A group of citizens then petitioned the school district to hold a special meeting to consider a warrant article that would “…authorize and direct the Bedford School Board to approve and execute, on behalf of the District, the twenty year High School Maintenance (tuition) Agreement with the Manchester School District…” A special meeting was noticed by the school board and held on June 1, 2004. No permission to hold the special meeting was sought or obtained from the superior court. The plaintiff in this lawsuit asked the court to declare that the article could pass by a simple majority of the voters actually present at the special meeting. However, the trial court ruled that pursuant to RSA 197:3, the article could not pass unless the number of ballots cast at the special meeting represented at least one half of all of the school district voters entitled to cast a ballot at the March annual school district meeting. This appeal followed.
The Supreme Court affirmed the trial court’s ruling. Even though the warrant article language did not call for the school district to “raise and appropriate” any funds, the tuition agreement would have constituted a contractual promise to pay money to Manchester in future years. The Court reasoned that if the limitation upon raising and appropriating funds in a special meeting could be avoided simply by changing the language in a warrant article to call for approval of a contract, the statutory limitation would be useless.
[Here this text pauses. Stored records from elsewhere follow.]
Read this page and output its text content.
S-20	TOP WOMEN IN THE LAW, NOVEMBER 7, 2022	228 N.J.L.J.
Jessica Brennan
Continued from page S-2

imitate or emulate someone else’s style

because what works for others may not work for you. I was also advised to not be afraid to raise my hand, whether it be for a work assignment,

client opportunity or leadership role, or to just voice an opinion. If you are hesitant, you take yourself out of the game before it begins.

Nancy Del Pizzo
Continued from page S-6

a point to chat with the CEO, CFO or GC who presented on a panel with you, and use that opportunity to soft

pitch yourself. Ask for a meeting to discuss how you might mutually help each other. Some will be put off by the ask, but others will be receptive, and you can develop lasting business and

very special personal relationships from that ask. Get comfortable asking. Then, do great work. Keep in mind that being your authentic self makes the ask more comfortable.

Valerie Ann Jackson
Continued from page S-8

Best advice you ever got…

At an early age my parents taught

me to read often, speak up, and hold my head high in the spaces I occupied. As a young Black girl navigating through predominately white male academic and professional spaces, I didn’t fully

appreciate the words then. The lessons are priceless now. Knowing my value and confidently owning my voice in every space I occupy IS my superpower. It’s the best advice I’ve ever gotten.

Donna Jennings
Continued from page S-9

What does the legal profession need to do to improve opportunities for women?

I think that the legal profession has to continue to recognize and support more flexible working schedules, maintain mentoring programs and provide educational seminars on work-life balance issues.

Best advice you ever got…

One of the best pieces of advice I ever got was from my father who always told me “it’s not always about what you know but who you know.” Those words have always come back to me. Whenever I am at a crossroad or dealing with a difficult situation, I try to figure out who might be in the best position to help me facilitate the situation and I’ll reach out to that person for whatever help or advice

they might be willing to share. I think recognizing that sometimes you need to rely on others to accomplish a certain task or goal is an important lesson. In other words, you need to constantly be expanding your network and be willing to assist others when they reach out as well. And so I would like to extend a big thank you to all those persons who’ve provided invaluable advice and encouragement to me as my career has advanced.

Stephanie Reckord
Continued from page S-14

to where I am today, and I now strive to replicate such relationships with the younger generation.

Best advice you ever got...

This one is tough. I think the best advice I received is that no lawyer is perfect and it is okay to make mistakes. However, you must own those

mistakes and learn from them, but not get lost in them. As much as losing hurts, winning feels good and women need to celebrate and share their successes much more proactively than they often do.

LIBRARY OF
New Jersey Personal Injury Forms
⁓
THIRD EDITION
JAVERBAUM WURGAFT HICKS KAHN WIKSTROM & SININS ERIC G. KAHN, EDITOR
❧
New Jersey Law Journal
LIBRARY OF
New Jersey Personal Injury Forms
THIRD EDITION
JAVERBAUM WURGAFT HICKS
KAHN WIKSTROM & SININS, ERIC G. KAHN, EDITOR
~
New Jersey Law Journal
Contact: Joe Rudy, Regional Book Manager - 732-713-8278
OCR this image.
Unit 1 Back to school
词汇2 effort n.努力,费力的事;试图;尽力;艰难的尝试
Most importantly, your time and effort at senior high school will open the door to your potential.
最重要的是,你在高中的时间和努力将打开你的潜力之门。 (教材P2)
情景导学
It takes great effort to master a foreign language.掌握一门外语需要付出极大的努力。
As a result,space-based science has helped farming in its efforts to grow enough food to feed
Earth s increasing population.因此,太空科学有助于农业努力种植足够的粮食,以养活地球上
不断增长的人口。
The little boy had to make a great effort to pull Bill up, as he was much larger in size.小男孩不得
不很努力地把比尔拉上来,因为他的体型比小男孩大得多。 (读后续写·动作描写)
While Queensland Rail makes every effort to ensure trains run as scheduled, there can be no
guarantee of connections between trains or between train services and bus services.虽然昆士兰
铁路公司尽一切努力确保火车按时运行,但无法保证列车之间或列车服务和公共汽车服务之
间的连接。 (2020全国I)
While this was a school district case, the same principle applies to town meetings, since RSA 197:3 and RSA 31:5 are virtually identical. Regardless of the words used in the warrant article, if the passage of the article will result in the legal requirement to spend money, that article will be controlled by one of these two statutes. Unless the spending article is considered at an annual meeting, the governing body will either need permission from the superior court to hold a special meeting, or a majority of all of the voters eligible to vote will need to cast a ballot at a special meeting for the expenditure to be authorized.